The United Nations today pledged its continued assistance to the people of Pakistan as they rebuild their lives one year after the country faced devastating floods – the largest natural disaster in its history.
Some 20 million people were affected by the floods that began in late July 2010, submerging almost one-fifth of the country under water. The disaster claimed 2,000 lives and destroyed 1.6 million homes across the provinces of Baluchistan, Khyber Pakhtunkhwa, Punjab and Sindh.
The lives of millions of people were changed in a matter of days and there were numerous challenges for those who survived the disaster, including loss of shelter, crops and livelihoods. UN agencies and their partners provided emergency aid in the aftermath of the floods and have been continuing to help families get back on their feet.
The Special Envoy of the Secretary-General for Assistance to Pakistan, Rauf Engin Soysal, stressed how much he admired the “resilience, strength and courage” of the Pakistani people, and acknowledged the hard work and continued commitment of the country’s authorities in the post-flood response.
Speaking at a news conference in the Pakistani capital, Islamabad, Mr. Soysal also noted that while there has been a generous response to the relief operations, support to early recovery is lagging behind.
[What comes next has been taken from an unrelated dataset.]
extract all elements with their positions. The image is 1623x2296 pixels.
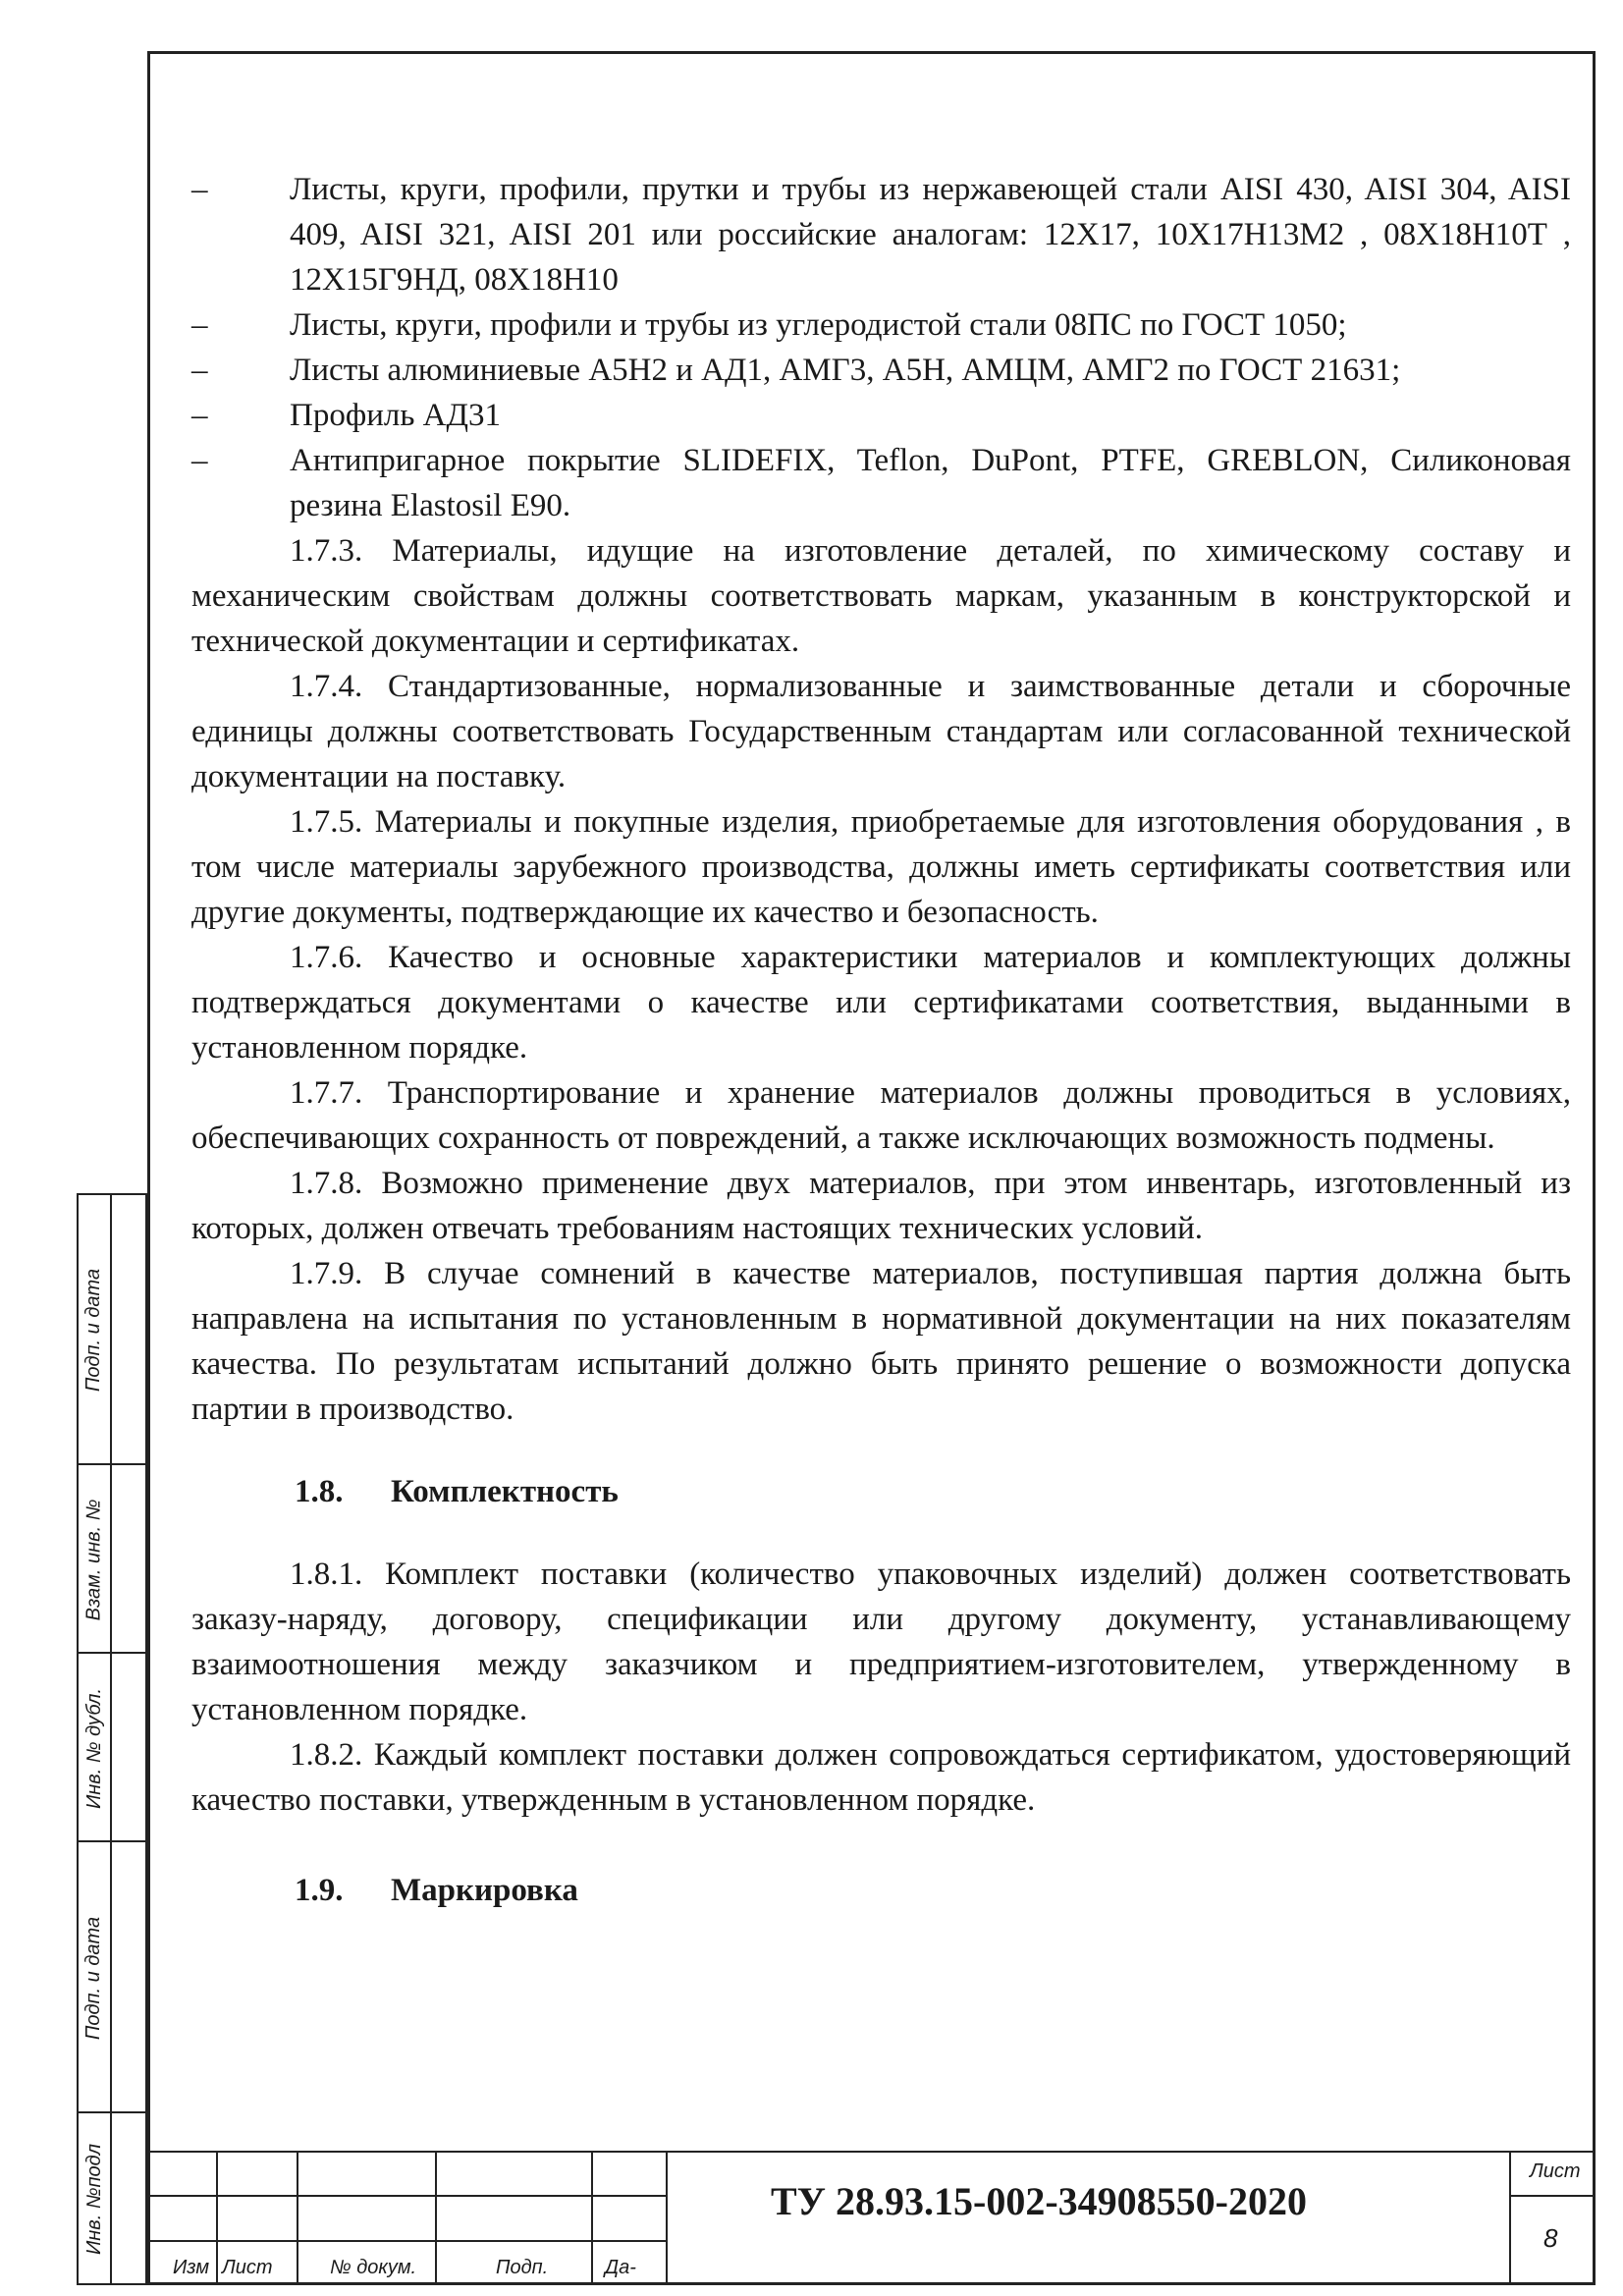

“We certainly need to do more. We certainly need to draw lessons… we certainly need to keep up the momentum to continue to deliver the promises we made one year ago to our brothers and sisters in Pakistan,” he stated.
Under-Secretary-General for Humanitarian Affairs Valerie Amos, who visited flood-stricken Pakistan last September on her first day on the job as UN humanitarian chief, said that the scale of the disaster galvanized everyone: the Government, the military, the aid community, civil society, individuals and countries, who provided emergency funding to the largest appeal in the history of the UN.
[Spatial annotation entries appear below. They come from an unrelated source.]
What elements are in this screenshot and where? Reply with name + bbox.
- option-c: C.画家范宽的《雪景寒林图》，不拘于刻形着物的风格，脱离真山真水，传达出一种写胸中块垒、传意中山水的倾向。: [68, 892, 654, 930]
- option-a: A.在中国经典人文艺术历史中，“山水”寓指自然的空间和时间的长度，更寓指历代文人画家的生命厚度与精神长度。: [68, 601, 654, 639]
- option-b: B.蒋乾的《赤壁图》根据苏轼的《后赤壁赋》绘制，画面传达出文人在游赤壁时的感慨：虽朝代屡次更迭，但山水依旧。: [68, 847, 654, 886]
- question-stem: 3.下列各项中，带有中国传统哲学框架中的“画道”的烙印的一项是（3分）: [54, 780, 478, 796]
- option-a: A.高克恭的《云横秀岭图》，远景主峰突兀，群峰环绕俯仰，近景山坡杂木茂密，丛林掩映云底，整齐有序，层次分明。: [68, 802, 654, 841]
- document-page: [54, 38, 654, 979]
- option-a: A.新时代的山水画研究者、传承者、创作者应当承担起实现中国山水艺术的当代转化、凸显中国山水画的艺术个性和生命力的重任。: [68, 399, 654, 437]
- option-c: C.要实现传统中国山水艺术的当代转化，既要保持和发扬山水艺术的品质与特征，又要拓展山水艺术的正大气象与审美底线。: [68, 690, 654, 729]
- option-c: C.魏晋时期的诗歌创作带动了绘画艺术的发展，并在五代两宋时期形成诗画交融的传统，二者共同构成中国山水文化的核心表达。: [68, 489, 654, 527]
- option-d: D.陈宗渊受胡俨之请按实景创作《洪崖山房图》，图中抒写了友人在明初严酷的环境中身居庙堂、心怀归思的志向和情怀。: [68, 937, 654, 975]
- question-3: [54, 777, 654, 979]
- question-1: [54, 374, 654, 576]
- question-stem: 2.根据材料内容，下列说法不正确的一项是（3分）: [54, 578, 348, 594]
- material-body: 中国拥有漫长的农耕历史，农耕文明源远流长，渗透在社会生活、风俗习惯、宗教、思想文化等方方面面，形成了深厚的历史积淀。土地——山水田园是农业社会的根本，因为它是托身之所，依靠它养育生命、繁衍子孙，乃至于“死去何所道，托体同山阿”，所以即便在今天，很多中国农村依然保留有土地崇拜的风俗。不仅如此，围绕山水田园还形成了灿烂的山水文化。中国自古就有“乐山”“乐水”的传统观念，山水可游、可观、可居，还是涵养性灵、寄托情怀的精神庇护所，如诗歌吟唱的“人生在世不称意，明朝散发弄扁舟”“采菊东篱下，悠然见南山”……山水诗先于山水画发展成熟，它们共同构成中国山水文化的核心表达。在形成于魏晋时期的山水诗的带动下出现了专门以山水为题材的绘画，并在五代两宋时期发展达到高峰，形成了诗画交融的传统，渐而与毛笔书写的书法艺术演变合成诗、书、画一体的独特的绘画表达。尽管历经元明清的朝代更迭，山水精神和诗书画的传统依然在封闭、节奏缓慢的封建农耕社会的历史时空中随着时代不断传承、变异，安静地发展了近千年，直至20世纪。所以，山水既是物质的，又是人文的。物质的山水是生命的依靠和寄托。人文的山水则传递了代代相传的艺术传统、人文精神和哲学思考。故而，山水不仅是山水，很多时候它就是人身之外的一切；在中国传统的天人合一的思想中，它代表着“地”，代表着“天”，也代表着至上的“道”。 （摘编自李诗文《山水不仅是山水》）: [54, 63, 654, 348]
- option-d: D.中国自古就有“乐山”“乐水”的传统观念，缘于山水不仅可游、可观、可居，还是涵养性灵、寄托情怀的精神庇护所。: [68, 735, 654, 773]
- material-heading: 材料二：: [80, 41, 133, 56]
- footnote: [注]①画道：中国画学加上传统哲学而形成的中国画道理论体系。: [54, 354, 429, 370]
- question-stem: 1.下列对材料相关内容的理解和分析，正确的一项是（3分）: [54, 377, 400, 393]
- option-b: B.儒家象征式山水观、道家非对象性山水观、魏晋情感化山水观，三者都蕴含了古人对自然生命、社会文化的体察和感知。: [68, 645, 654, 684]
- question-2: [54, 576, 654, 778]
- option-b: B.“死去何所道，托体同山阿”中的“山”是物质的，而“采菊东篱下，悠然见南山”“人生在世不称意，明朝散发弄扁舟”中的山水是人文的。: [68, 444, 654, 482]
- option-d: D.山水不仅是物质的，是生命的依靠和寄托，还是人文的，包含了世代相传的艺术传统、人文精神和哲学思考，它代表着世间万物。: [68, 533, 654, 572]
“In close cooperation with the Government, the humanitarian community provided emergency aid, including food, water, shelter and health care,” she noted in a statement. “Today, we continue to support families, helping them to rebuild their lives, their homes, their livelihoods. Given the scale of the disaster, the response by the humanitarian community is to be commended.
“But it’s the people of Pakistan who showed remarkable resilience, courage, and strength in overcoming a crisis of such immense magnitude,” stated Ms. Amos. “We will, of course, continue to support them.”
The Pakistan Floods Relief and Early Recovery Response Plan launched in the aftermath of the disaster requested nearly $2 billion, the largest UN appeal on record, of which $759 million (38 per cent) has been received, according to the UN Office for the Coordination of Humanitarian Affairs (OCHA), which is headed by Ms. Amos.